Friday, January 21, 2011

I am in a bad mood!

I have been in a bad mood for a few weeks. I have decided that I don't want to share my stall with Cookie, the Nubian (patooey!). She is getting in my way when I want to walk around and she won't let me eat both bowls of grain (like she needs her own bowl, gimme a break!). All this has put me in a very grumpy mood. Now whenever I see Cookie I push her out of the way and head-butt her. If I have a problem with where she is napping, I go over and step on her until she lets me lay down where she was sleeping.

My bad mood is not only focused on Cookie. I have been grumpy to the other goats when we are in the pasture. I have tried to push Pepper out of the way of the hay bale but pushing her is a little like trying to push a 55 gallon drum up a hill. She usually just stands there until I give up. I have tried pushing Gloria out of the way but Gloria gets more grumpy than I am and she pushes me back. We have a little tussle and I usually end up having to go back to my hay bale and push Cookie off of it.
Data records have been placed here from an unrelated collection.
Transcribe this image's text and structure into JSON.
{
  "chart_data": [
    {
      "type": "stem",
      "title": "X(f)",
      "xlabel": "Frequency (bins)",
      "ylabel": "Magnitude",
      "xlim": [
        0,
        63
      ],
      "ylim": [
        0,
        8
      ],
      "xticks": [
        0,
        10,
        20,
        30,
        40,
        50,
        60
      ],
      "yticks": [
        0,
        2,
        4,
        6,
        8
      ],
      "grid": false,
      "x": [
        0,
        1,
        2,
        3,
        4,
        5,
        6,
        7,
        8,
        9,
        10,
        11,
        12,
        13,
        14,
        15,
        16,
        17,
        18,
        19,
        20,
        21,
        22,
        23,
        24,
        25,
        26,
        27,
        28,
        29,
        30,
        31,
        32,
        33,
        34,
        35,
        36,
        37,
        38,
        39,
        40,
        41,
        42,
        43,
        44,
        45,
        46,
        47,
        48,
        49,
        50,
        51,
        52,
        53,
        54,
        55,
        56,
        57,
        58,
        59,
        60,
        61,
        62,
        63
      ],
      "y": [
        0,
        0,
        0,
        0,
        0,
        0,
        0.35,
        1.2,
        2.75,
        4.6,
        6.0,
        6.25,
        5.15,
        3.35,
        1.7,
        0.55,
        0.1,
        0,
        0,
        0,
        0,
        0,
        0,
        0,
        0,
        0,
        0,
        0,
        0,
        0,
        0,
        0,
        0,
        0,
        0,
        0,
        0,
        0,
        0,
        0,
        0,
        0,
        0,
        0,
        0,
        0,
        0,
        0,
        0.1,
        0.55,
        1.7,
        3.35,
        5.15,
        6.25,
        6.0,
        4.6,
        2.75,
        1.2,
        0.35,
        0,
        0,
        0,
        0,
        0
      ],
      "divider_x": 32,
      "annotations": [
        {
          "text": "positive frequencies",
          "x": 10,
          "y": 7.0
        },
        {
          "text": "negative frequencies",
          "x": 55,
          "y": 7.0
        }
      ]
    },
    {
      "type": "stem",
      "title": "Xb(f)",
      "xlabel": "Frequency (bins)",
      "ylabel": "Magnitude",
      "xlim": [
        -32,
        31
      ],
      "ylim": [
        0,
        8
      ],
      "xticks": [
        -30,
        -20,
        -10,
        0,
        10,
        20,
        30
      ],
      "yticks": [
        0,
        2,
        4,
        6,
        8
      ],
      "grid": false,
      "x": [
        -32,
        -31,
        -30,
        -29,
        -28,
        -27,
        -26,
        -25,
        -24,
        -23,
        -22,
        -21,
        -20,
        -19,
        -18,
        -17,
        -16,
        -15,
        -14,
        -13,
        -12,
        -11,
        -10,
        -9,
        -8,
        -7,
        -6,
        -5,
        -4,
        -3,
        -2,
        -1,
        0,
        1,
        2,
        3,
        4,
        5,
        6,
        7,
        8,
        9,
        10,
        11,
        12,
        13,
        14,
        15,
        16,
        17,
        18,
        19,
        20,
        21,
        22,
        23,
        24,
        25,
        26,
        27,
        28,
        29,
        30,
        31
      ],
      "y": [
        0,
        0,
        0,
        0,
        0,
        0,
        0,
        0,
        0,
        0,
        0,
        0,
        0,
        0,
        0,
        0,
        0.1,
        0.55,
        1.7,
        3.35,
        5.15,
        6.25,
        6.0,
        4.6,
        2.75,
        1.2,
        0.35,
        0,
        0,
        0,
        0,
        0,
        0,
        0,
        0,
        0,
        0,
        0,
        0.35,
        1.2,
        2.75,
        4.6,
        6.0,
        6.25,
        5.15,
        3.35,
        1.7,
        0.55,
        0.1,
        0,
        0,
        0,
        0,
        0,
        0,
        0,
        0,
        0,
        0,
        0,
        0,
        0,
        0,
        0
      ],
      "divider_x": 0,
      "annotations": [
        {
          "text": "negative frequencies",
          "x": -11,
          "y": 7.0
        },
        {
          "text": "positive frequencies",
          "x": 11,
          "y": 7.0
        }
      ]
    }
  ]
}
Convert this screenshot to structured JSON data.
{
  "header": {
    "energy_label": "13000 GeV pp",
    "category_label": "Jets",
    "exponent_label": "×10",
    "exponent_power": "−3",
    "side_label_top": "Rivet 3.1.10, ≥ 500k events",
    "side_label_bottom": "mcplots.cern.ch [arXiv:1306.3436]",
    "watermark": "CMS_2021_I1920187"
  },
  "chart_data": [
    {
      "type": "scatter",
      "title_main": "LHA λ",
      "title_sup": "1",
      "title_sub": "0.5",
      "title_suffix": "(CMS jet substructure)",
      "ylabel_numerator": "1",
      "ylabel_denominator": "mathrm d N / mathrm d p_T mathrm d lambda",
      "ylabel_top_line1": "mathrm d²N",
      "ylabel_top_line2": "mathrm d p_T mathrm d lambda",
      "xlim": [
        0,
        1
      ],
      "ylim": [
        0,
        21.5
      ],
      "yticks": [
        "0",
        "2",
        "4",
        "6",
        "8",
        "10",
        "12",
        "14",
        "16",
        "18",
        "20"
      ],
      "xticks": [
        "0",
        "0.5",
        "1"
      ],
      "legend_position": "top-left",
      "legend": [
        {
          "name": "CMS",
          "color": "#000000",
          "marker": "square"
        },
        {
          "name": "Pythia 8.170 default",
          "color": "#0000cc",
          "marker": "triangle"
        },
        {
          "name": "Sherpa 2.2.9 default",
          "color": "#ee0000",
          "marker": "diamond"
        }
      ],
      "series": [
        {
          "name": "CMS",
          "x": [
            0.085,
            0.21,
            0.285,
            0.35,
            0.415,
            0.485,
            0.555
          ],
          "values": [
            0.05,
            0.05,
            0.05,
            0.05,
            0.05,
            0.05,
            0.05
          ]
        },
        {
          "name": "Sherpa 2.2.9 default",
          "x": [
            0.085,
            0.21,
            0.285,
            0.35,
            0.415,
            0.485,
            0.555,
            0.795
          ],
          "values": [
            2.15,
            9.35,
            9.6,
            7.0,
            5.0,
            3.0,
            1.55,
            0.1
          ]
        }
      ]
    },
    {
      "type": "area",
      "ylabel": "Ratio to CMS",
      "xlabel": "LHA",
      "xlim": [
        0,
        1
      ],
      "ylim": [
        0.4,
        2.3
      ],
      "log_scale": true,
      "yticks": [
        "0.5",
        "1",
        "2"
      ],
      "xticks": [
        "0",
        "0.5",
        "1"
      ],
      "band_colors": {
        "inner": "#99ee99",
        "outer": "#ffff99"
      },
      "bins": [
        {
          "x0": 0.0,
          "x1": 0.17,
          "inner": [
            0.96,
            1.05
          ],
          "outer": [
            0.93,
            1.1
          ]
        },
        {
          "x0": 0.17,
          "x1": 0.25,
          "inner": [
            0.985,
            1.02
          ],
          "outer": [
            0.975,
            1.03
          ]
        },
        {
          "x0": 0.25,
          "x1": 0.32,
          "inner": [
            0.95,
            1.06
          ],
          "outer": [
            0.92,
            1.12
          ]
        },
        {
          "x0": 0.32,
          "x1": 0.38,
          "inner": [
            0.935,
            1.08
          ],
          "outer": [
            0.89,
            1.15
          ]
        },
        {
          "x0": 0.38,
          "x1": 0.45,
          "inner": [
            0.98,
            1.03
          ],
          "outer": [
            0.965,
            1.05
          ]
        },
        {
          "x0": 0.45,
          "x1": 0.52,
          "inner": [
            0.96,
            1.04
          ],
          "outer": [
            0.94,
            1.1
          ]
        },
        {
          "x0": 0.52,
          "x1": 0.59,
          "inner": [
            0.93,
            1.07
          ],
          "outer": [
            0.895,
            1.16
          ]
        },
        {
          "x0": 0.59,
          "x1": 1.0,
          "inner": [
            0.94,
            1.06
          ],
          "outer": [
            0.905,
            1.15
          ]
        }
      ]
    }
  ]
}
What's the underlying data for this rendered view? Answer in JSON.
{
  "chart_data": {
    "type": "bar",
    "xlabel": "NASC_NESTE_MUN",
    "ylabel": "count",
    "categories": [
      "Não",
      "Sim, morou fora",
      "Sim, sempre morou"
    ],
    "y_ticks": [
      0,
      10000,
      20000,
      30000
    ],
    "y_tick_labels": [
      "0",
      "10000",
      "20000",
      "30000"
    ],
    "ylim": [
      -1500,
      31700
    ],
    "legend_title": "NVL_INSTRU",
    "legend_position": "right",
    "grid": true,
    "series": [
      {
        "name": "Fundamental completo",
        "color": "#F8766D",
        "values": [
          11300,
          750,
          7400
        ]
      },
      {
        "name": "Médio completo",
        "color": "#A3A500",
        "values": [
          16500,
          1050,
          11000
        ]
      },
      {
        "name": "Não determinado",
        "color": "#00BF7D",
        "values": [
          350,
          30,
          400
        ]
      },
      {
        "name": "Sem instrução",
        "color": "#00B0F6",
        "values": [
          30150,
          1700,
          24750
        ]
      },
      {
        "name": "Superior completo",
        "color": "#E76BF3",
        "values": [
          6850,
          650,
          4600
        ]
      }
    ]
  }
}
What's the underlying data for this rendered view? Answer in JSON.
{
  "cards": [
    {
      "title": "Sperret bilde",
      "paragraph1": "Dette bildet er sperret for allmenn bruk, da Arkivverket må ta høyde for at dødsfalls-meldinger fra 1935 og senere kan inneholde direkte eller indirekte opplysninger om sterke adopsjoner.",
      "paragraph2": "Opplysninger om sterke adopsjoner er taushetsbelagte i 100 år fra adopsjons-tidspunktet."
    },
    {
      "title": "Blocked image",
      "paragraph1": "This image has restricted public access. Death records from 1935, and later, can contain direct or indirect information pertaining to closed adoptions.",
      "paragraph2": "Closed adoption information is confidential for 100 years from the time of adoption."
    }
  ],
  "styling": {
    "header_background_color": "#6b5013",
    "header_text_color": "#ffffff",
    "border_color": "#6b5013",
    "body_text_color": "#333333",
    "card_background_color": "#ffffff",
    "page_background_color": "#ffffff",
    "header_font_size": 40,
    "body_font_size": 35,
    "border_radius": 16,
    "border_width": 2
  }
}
The farmer says that whenever a goat who is 3 months pregnant starts getting grumpy for no reason, it means that the goat is going to have only male babies. The extra testosterone in my body from the growing male babies is causing me to be "hormonally imbalanced" and grumpy. I don't know if the farmer is right because my last two pregnancies both resulted in twin boys and I was not grumpy during them. Maybe I am pregnant with twin girls and I can't handle the added estrogen? Well, we will see who's theory is right in 2 more months. Until then, watch out Cookie!